4. Regarding the market confusion and harm to shareholder trust
- We sincerely regret that the market’s trust in us was harmed through this capital increase process and the process of providing information about DII.
- We believe that the root of the problem lies in the fact that we significantly downward-adjusted DII’s operational results. This downward adjustment was unfortunately inevitable because the credit crisis in the U.S. caused a faster-than-expected market downturn in the U.S. and Europe, which are DII’s major markets.
- However, the estimate figures that we provided to you here are all achievable conservative figures, and through them, we hope to recover the trust of the market.

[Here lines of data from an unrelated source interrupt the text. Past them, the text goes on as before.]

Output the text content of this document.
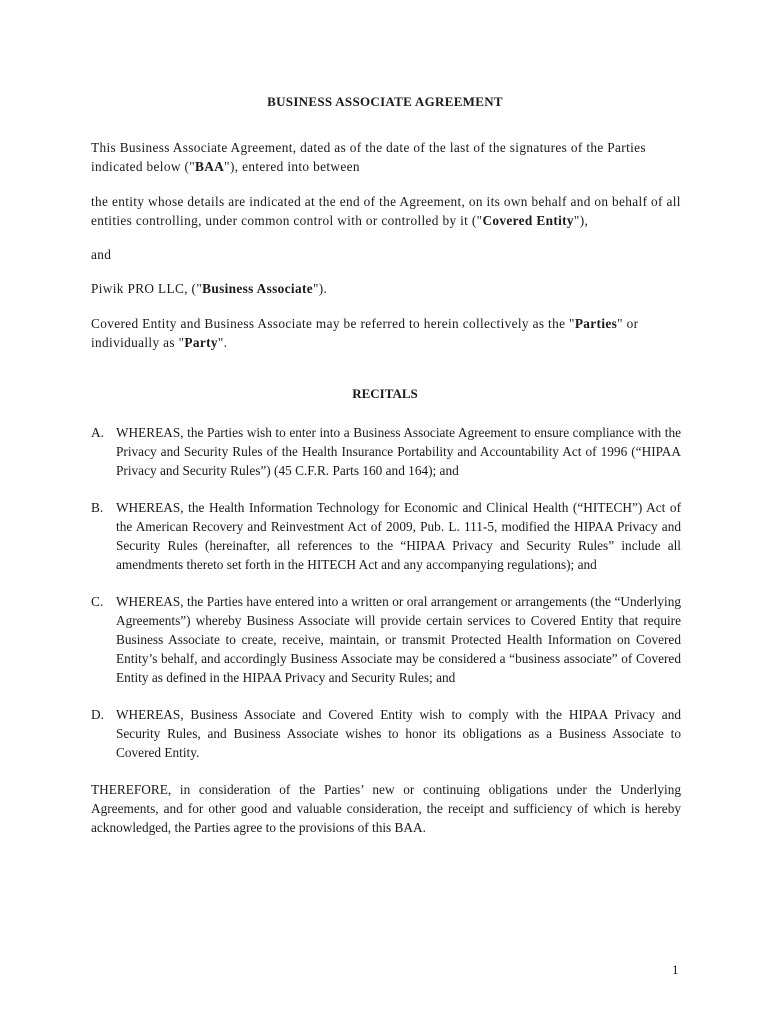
BUSINESS ASSOCIATE AGREEMENT

This Business Associate Agreement, dated as of the date of the last of the signatures of the Parties indicated below ("BAA"), entered into between

the entity whose details are indicated at the end of the Agreement, on its own behalf and on behalf of all entities controlling, under common control with or controlled by it ("Covered Entity"),

and

Piwik PRO LLC, ("Business Associate").

Covered Entity and Business Associate may be referred to herein collectively as the "Parties" or individually as "Party".

RECITALS
A. WHEREAS, the Parties wish to enter into a Business Associate Agreement to ensure compliance with the Privacy and Security Rules of the Health Insurance Portability and Accountability Act of 1996 (“HIPAA Privacy and Security Rules”) (45 C.F.R. Parts 160 and 164); and
B. WHEREAS, the Health Information Technology for Economic and Clinical Health (“HITECH”) Act of the American Recovery and Reinvestment Act of 2009, Pub. L. 111-5, modified the HIPAA Privacy and Security Rules (hereinafter, all references to the “HIPAA Privacy and Security Rules” include all amendments thereto set forth in the HITECH Act and any accompanying regulations); and
C. WHEREAS, the Parties have entered into a written or oral arrangement or arrangements (the “Underlying Agreements”) whereby Business Associate will provide certain services to Covered Entity that require Business Associate to create, receive, maintain, or transmit Protected Health Information on Covered Entity’s behalf, and accordingly Business Associate may be considered a “business associate” of Covered Entity as defined in the HIPAA Privacy and Security Rules; and
D. WHEREAS, Business Associate and Covered Entity wish to comply with the HIPAA Privacy and Security Rules, and Business Associate wishes to honor its obligations as a Business Associate to Covered Entity.

THEREFORE, in consideration of the Parties’ new or continuing obligations under the Underlying Agreements, and for other good and valuable consideration, the receipt and sufficiency of which is hereby acknowledged, the Parties agree to the provisions of this BAA.

1
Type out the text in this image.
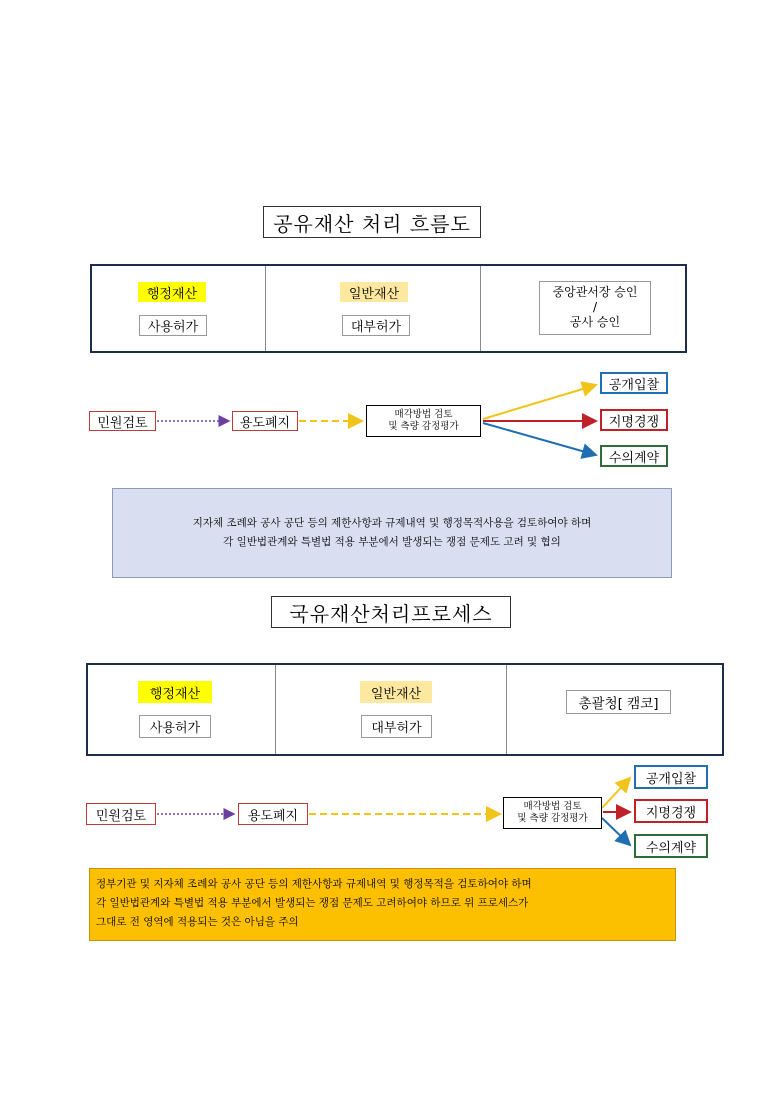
공유재산 처리 흐름도
행정재산
사용허가
일반재산
대부허가
중앙관서장 승인
/
공사 승인
민원검토	용도폐지
매각방법 검토
및 측량 감정평가
공개입찰
지명경쟁
수의계약
지자체 조례와 공사 공단 등의 제한사항과 규제내역 및 행정목적사용을 검토하여야 하며
각 일반법관계와 특별법 적용 부분에서 발생되는 쟁점 문제도 고려 및 협의
국유재산처리프로세스
행정재산
사용허가
일반재산
대부허가
총괄청[ 캠코]
민원검토	용도폐지
매각방법 검토
및 측량 감정평가
공개입찰
지명경쟁
수의계약
정부기관 및 지자체 조례와 공사 공단 등의 제한사항과 규제내역 및 행정목적을 검토하여야 하며
각 일반법관계와 특별법 적용 부분에서 발생되는 쟁점 문제도 고려하여야 하므로 위 프로세스가
그대로 전 영역에 적용되는 것은 아님을 주의
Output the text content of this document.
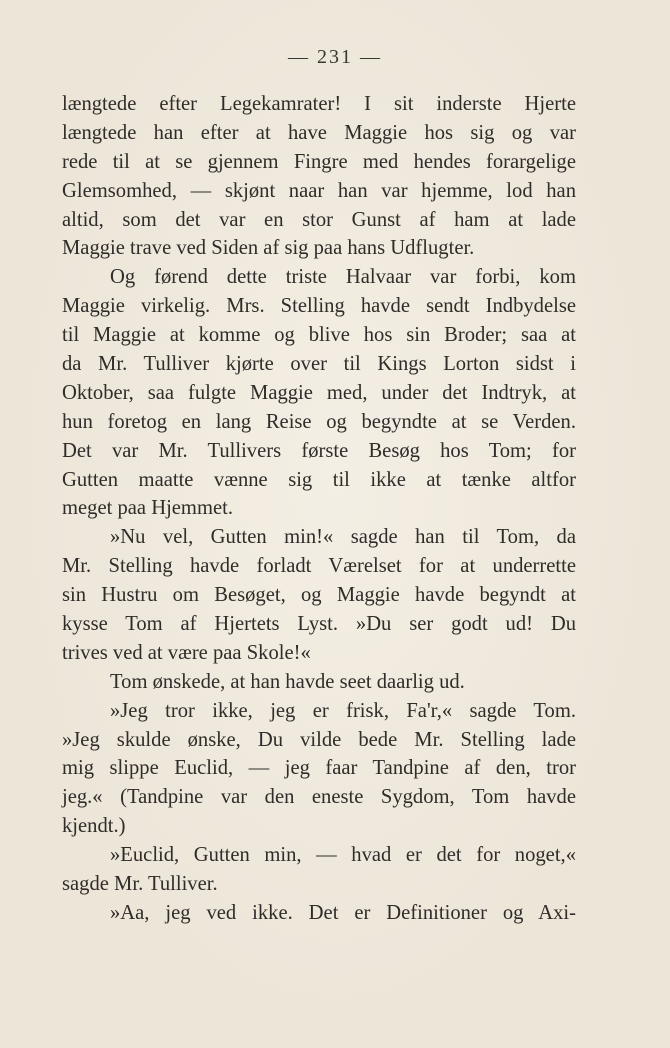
— 231 —
længtede efter Legekamrater! I sit inderste Hjerte
længtede han efter at have Maggie hos sig og var
rede til at se gjennem Fingre med hendes forargelige
Glemsomhed, — skjønt naar han var hjemme, lod han
altid, som det var en stor Gunst af ham at lade
Maggie trave ved Siden af sig paa hans Udflugter.
Og førend dette triste Halvaar var forbi, kom
Maggie virkelig. Mrs. Stelling havde sendt Indbydelse
til Maggie at komme og blive hos sin Broder; saa at
da Mr. Tulliver kjørte over til Kings Lorton sidst i
Oktober, saa fulgte Maggie med, under det Indtryk, at
hun foretog en lang Reise og begyndte at se Verden.
Det var Mr. Tullivers første Besøg hos Tom; for
Gutten maatte vænne sig til ikke at tænke altfor
meget paa Hjemmet.
»Nu vel, Gutten min!« sagde han til Tom, da
Mr. Stelling havde forladt Værelset for at underrette
sin Hustru om Besøget, og Maggie havde begyndt at
kysse Tom af Hjertets Lyst. »Du ser godt ud! Du
trives ved at være paa Skole!«
Tom ønskede, at han havde seet daarlig ud.
»Jeg tror ikke, jeg er frisk, Fa'r,« sagde Tom.
»Jeg skulde ønske, Du vilde bede Mr. Stelling lade
mig slippe Euclid, — jeg faar Tandpine af den, tror
jeg.« (Tandpine var den eneste Sygdom, Tom havde
kjendt.)
»Euclid, Gutten min, — hvad er det for noget,«
sagde Mr. Tulliver.
»Aa, jeg ved ikke. Det er Definitioner og Axi-
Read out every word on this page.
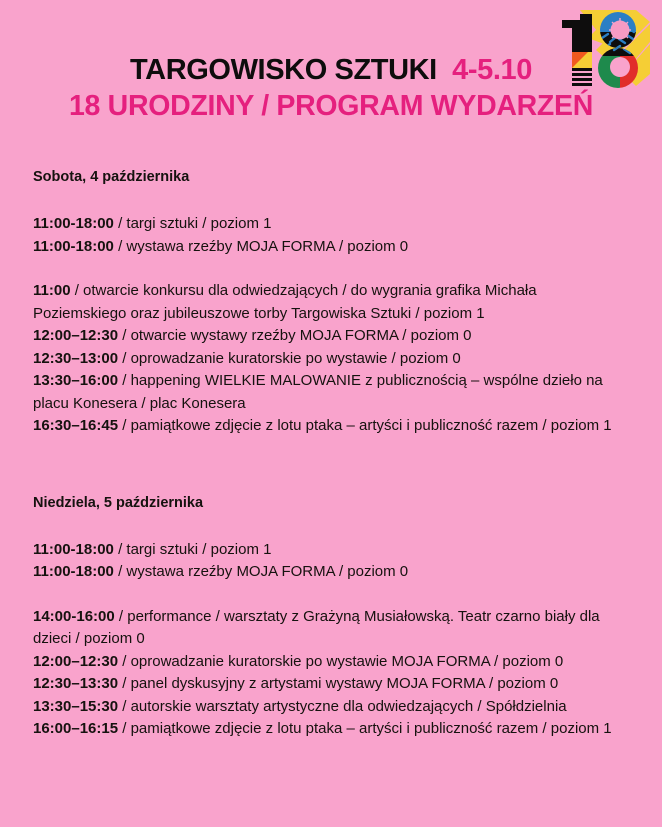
TARGOWISKO SZTUKI 4-5.10
18 URODZINY / PROGRAM WYDARZEŃ
Sobota, 4 października

11:00-18:00 / targi sztuki / poziom 1

11:00-18:00 / wystawa rzeźby MOJA FORMA / poziom 0

11:00 / otwarcie konkursu dla odwiedzających / do wygrania grafika Michała Poziemskiego oraz jubileuszowe torby Targowiska Sztuki / poziom 1

12:00–12:30 / otwarcie wystawy rzeźby MOJA FORMA / poziom 0

12:30–13:00 / oprowadzanie kuratorskie po wystawie / poziom 0

13:30–16:00 / happening WIELKIE MALOWANIE z publicznością – wspólne dzieło na placu Konesera / plac Konesera

16:30–16:45 / pamiątkowe zdjęcie z lotu ptaka – artyści i publiczność razem / poziom 1

Niedziela, 5 października

11:00-18:00 / targi sztuki / poziom 1

11:00-18:00 / wystawa rzeźby MOJA FORMA / poziom 0

14:00-16:00 / performance / warsztaty z Grażyną Musiałowską. Teatr czarno biały dla dzieci / poziom 0

12:00–12:30 / oprowadzanie kuratorskie po wystawie MOJA FORMA / poziom 0

12:30–13:30 / panel dyskusyjny z artystami wystawy MOJA FORMA / poziom 0

13:30–15:30 / autorskie warsztaty artystyczne dla odwiedzających / Spółdzielnia

16:00–16:15 / pamiątkowe zdjęcie z lotu ptaka – artyści i publiczność razem / poziom 1
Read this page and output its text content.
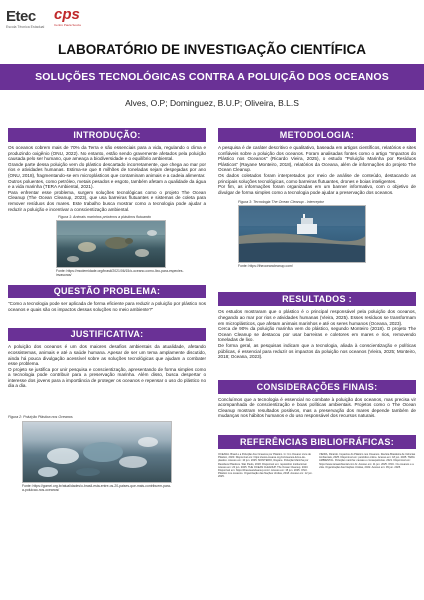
Etec
Escola Técnica Estadual
cps
Centro Paula Souza
LABORATÓRIO DE INVESTIGAÇÃO CIENTÍFICA
SOLUÇÕES TECNOLÓGICAS CONTRA A POLUIÇÃO DOS OCEANOS
Alves, O.P; Dominguez, B.U.P; Oliveira, B.L.S
INTRODUÇÃO:

Os oceanos cobrem mais de 70% da Terra e são essenciais para a vida, regulando o clima e produzindo oxigênio (ONU, 2022). No entanto, estão sendo gravemente afetados pela poluição causada pelo ser humano, que ameaça a biodiversidade e o equilíbrio ambiental.

Grande parte dessa poluição vem do plástico descartado incorretamente, que chega ao mar por rios e atividades humanas. Estima-se que 8 milhões de toneladas sejam despejadas por ano (ONU, 2018), fragmentando-se em microplásticos que contaminam animais e a cadeia alimentar.

Outros poluentes, como petróleo, metais pesados e esgoto, também afetam a qualidade da água e a vida marinha (TERA Ambiental, 2021).

Para enfrentar esse problema, surgem soluções tecnológicas como o projeto The Ocean Cleanup (The Ocean Cleanup, 2023), que usa barreiras flutuantes e sistemas de coleta para remover resíduos dos mares. Este trabalho busca mostrar como a tecnologia pode ajudar a reduzir a poluição e incentivar a conscientização ambiental.

Figura 1: Animais marinhos próximos a plásticos flutuando
Fonte: https://modernidade.org/brasil/2021/06/15/o-oceano-como-lixo-para-especies-invasoras/
QUESTÃO PROBLEMA:
"Como a tecnologia pode ser aplicada de forma eficiente para reduzir a poluição por plástico nos oceanos e quais são os impactos dessas soluções no meio ambiente?"
JUSTIFICATIVA:

A poluição dos oceanos é um dos maiores desafios ambientais da atualidade, afetando ecossistemas, animais e até a saúde humana. Apesar de ser um tema amplamente discutido, ainda há pouca divulgação acessível sobre as soluções tecnológicas que ajudam a combater esse problema.

O projeto se justifica por unir pesquisa e conscientização, apresentando de forma simples como a tecnologia pode contribuir para a preservação marinha. Além disso, busca despertar o interesse dos jovens para a importância de proteger os oceanos e repensar o uso do plástico no dia a dia.

Figura 2: Poluição Plástica nos Oceanos
Fonte: https://gomei.org.br/atualidades/o-brasil-esta-entre-os-20-paises-que-mais-contribuem-para-a-poluicao-nos-oceanos/
METODOLOGIA:

A pesquisa é de caráter descritivo e qualitativo, baseada em artigos científicos, relatórios e sites confiáveis sobre a poluição dos oceanos. Foram analisadas fontes como o artigo "Impactos do Plástico nos Oceanos" (Ricardo Vieira, 2025), o estudo "Poluição Marinha por Resíduos Plásticos" (Rayane Monteiro, 2018), relatórios da Oceana, além de informações do projeto The Ocean Cleanup.

Os dados coletados foram interpretados por meio de análise de conteúdo, destacando as principais soluções tecnológicas, como barreiras flutuantes, drones e boias inteligentes.

Por fim, as informações foram organizadas em um banner informativo, com o objetivo de divulgar de forma simples como a tecnologia pode ajudar a preservação dos oceanos.

Figura 3: Tecnologia The Ocean Cleanup - Interceptor
Fonte: https://theoceancleanup.com/
RESULTADOS :

Os estudos mostraram que o plástico é o principal responsável pela poluição dos oceanos, chegando ao mar por rios e atividades humanas (Vieira, 2025). Esses resíduos se transformam em microplásticos, que afetam animais marinhos e até os seres humanos (Oceana, 2023).

Cerca de 90% da poluição marinha vem do plástico, segundo Monteiro (2018). O projeto The Ocean Cleanup se destacou por usar barreiras e coletores em mares e rios, removendo toneladas de lixo.

De forma geral, as pesquisas indicam que a tecnologia, aliada à conscientização e políticas públicas, é essencial para reduzir os impactos da poluição nos oceanos (Vieira, 2025; Monteiro, 2018; Oceana, 2023).

CONSIDERAÇÕES FINAIS:
Concluímos que a tecnologia é essencial no combate à poluição dos oceanos, mas precisa vir acompanhada de conscientização e boas políticas ambientais. Projetos como o The Ocean Cleanup mostram resultados positivos, mas a preservação dos mares depende também de mudanças nos hábitos humanos e do uso responsável dos recursos naturais.
REFERÊNCIAS BIBLIOFRÁFICAS:
OCEANA. Brasil e a Poluição dos Oceanos por Plástico. In: Um Oceano Livre de Plástico, 2023. Disponível em: https://www.oceana.org.br/oceanos-livres-de-plastico. Acesso em: 10 jun. 2025. MONTEIRO, Rayane. Poluição Marinha por Resíduos Plásticos. São Paulo, 2018. Disponível em: repositório institucional. Acesso em: 20 jun. 2025. THE OCEAN CLEANUP. The Ocean Cleanup. 2023. Disponível em: https://theoceancleanup.com/. Acesso em: 15 jun. 2025. ONU. Plástico nos oceanos. Organização das Nações Unidas, 2018. Acesso em: 12 jun. 2025.
VIEIRA, Ricardo. Impactos do Plástico nos Oceanos. Revista Brasileira de Ciências Ambientais, 2025. Disponível em: periódico online. Acesso em: 18 jun. 2025. TERA AMBIENTAL. Poluição marinha: causas e consequências. 2021. Disponível em: https://www.teraambiental.com.br. Acesso em: 11 jun. 2025. ONU. Os oceanos e a vida. Organização das Nações Unidas, 2022. Acesso em: 09 jun. 2025.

- The reason that we might be providing not enough information about DII and providing them late is that DII consists of business divisions spread out over 50 entities located across 27 countries, and we are not yet fully prepared to systematically collect the information from all these entities. We will try to have the system in place and provide you with more information as quickly as practically possible.
- Lastly, we should have clearly communicated this capital increase to the market, but in hindsight, there may have been some lack of clarity. We regret that we did not respond appropriately, and we will make our best effort to prevent a similar happening in the future. We hope that our esteemed shareholders and analysts will continue to have trust and belief in Doosan Infracore, and we will do our best to maximize shareholder value. Thank you.